Issue (i): Whether berth hire charges, pilotage charges and port dues were includible in the assessable value of imported goods as landing charges or freight.
Analysis: Transaction value under the Customs Act, 1962 includes cost, insurance and freight together with landing charges. The expression "landing charges" was taken to cover the totality of expenditure incurred by an importer to bring imported goods to land. The disputed charges were found to be expenses incurred for bringing the goods ashore at the port and not transport costs in the sense of freight. Once landing charges were already loaded at 1% of the CIF value, the customs authorities could not add further actual amounts on the footing that particular components were not covered by that percentage assessment.
Conclusion: The additions towards berth hire charges, pilotage charges and port dues were not sustainable; they were covered by landing charges already included in value.

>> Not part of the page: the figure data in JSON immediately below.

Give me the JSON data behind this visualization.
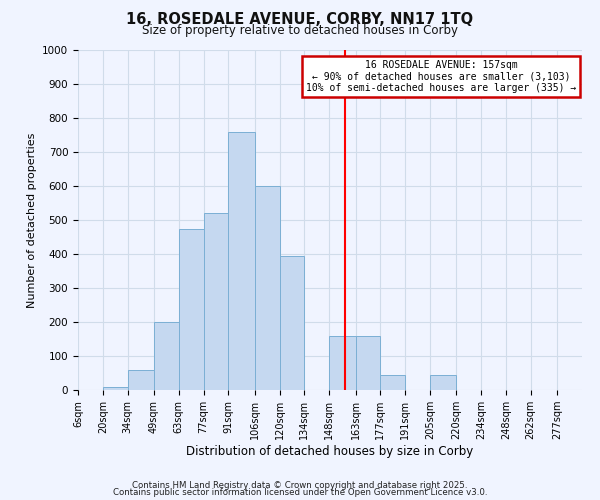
{
  "title": "16, ROSEDALE AVENUE, CORBY, NN17 1TQ",
  "subtitle": "Size of property relative to detached houses in Corby",
  "xlabel": "Distribution of detached houses by size in Corby",
  "ylabel": "Number of detached properties",
  "bin_edges": [
    6,
    20,
    34,
    49,
    63,
    77,
    91,
    106,
    120,
    134,
    148,
    163,
    177,
    191,
    205,
    220,
    234,
    248,
    262,
    277,
    291
  ],
  "bar_heights": [
    0,
    10,
    60,
    200,
    475,
    520,
    760,
    600,
    395,
    0,
    160,
    160,
    45,
    0,
    45,
    0,
    0,
    0,
    0,
    0
  ],
  "bar_color": "#c5d8f0",
  "bar_edge_color": "#7bafd4",
  "red_line_x": 157,
  "ylim": [
    0,
    1000
  ],
  "yticks": [
    0,
    100,
    200,
    300,
    400,
    500,
    600,
    700,
    800,
    900,
    1000
  ],
  "annotation_title": "16 ROSEDALE AVENUE: 157sqm",
  "annotation_line1": "← 90% of detached houses are smaller (3,103)",
  "annotation_line2": "10% of semi-detached houses are larger (335) →",
  "annotation_box_color": "#ffffff",
  "annotation_box_edge_color": "#cc0000",
  "grid_color": "#d0dcea",
  "bg_color": "#f0f4ff",
  "footnote1": "Contains HM Land Registry data © Crown copyright and database right 2025.",
  "footnote2": "Contains public sector information licensed under the Open Government Licence v3.0."
}
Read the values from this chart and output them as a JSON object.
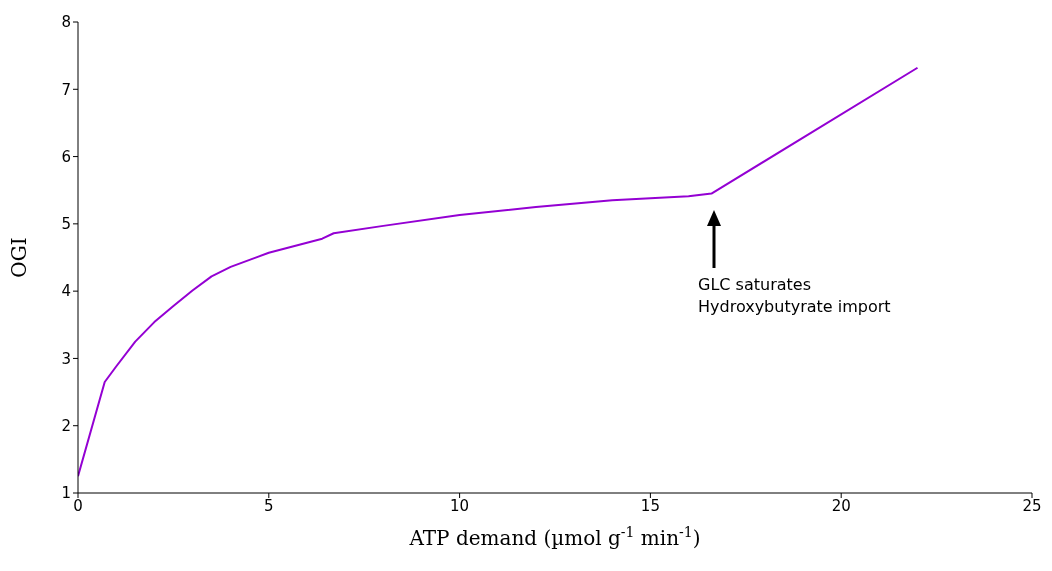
{
  "chart_data": {
    "type": "line",
    "xlabel": "ATP demand (µmol g$^{-1}$ min$^{-1}$)",
    "ylabel": "OGI",
    "x": [
      0,
      0.7,
      1,
      1.5,
      2,
      2.5,
      3,
      3.5,
      4,
      5,
      6,
      6.4,
      6.7,
      8,
      10,
      12,
      14,
      16,
      16.6,
      22
    ],
    "series": [
      {
        "color": "#9400d3",
        "values": [
          1.25,
          2.65,
          2.88,
          3.25,
          3.54,
          3.78,
          4.01,
          4.22,
          4.36,
          4.57,
          4.72,
          4.78,
          4.86,
          4.97,
          5.13,
          5.25,
          5.35,
          5.41,
          5.45,
          7.32
        ]
      }
    ],
    "xlim": [
      0,
      25
    ],
    "xticks": [
      0,
      5,
      10,
      15,
      20,
      25
    ],
    "ylim": [
      1,
      8
    ],
    "yticks": [
      1,
      2,
      3,
      4,
      5,
      6,
      7,
      8
    ],
    "grid": false,
    "legend": false,
    "marker": "none",
    "line_style": "solid",
    "annotations": [
      "GLC saturates\nHydroxybutyrate import"
    ]
  }
}
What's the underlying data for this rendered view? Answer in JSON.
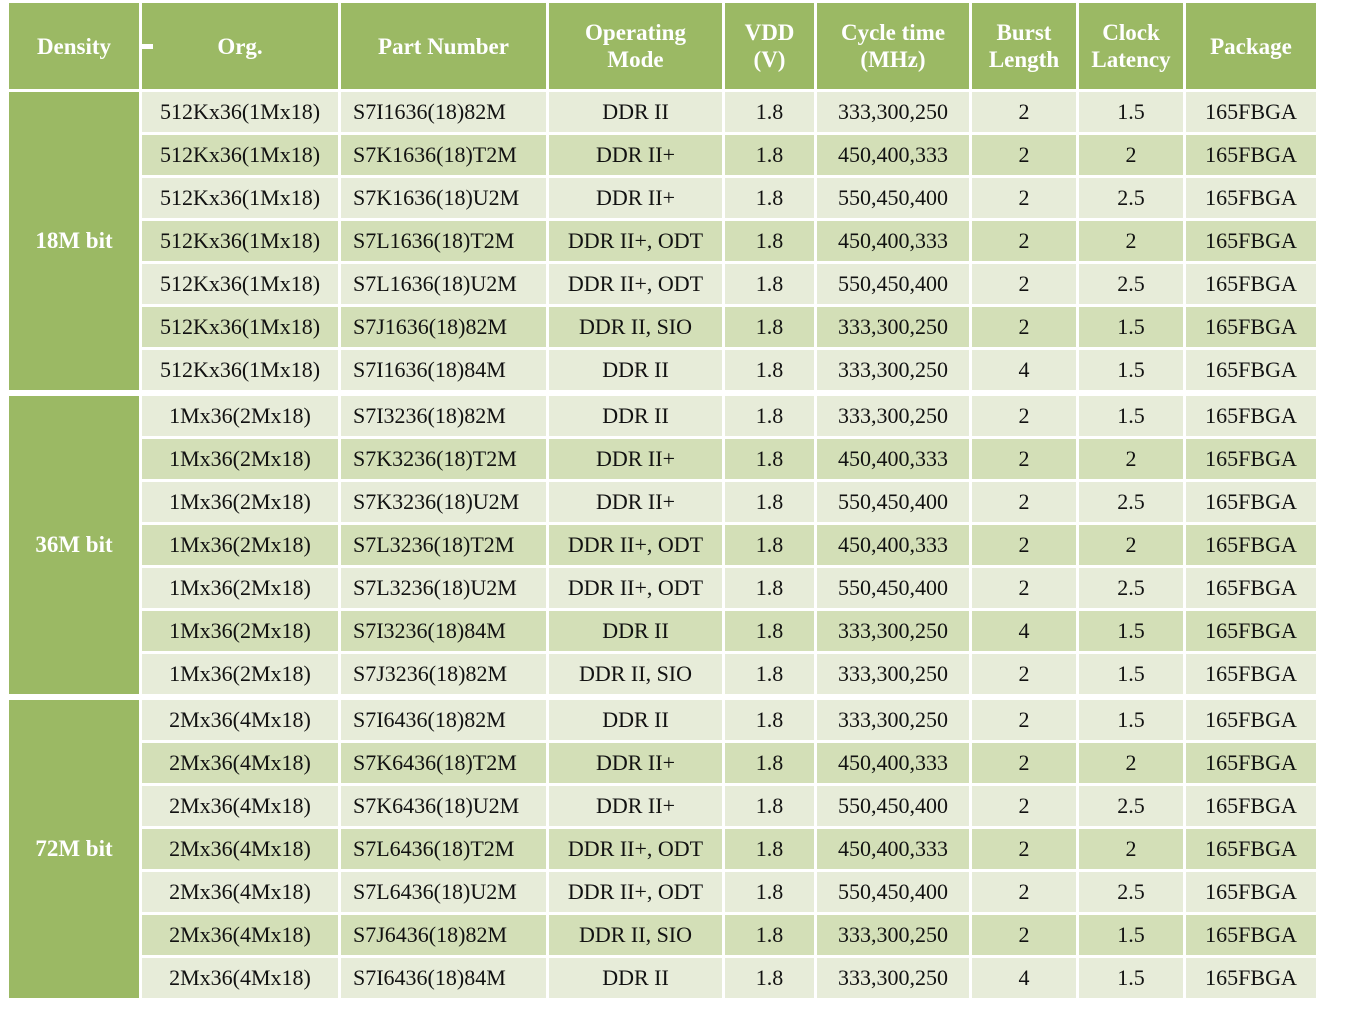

Issue (ii): Whether penalties could survive when the duty demand and value additions were not sustained and the assessments were provisional.
Analysis: The assessments were provisional, and on finalisation of such assessments no penalty was warranted. Since the duty demand and the additions to value were not upheld, the basis for penalty also disappeared.
Conclusion: The penalties were not sustainable.
Final Conclusion: The appeal succeeded and the impugned order was set aside, with the valuation additions and consequential penalties being rejected.
Ratio Decidendi: Where landing charges are assessed on a percentage basis, that assessment covers the entirety of expenses required to bring the imported goods to land, and customs authorities cannot superadd further actual charges under different labels.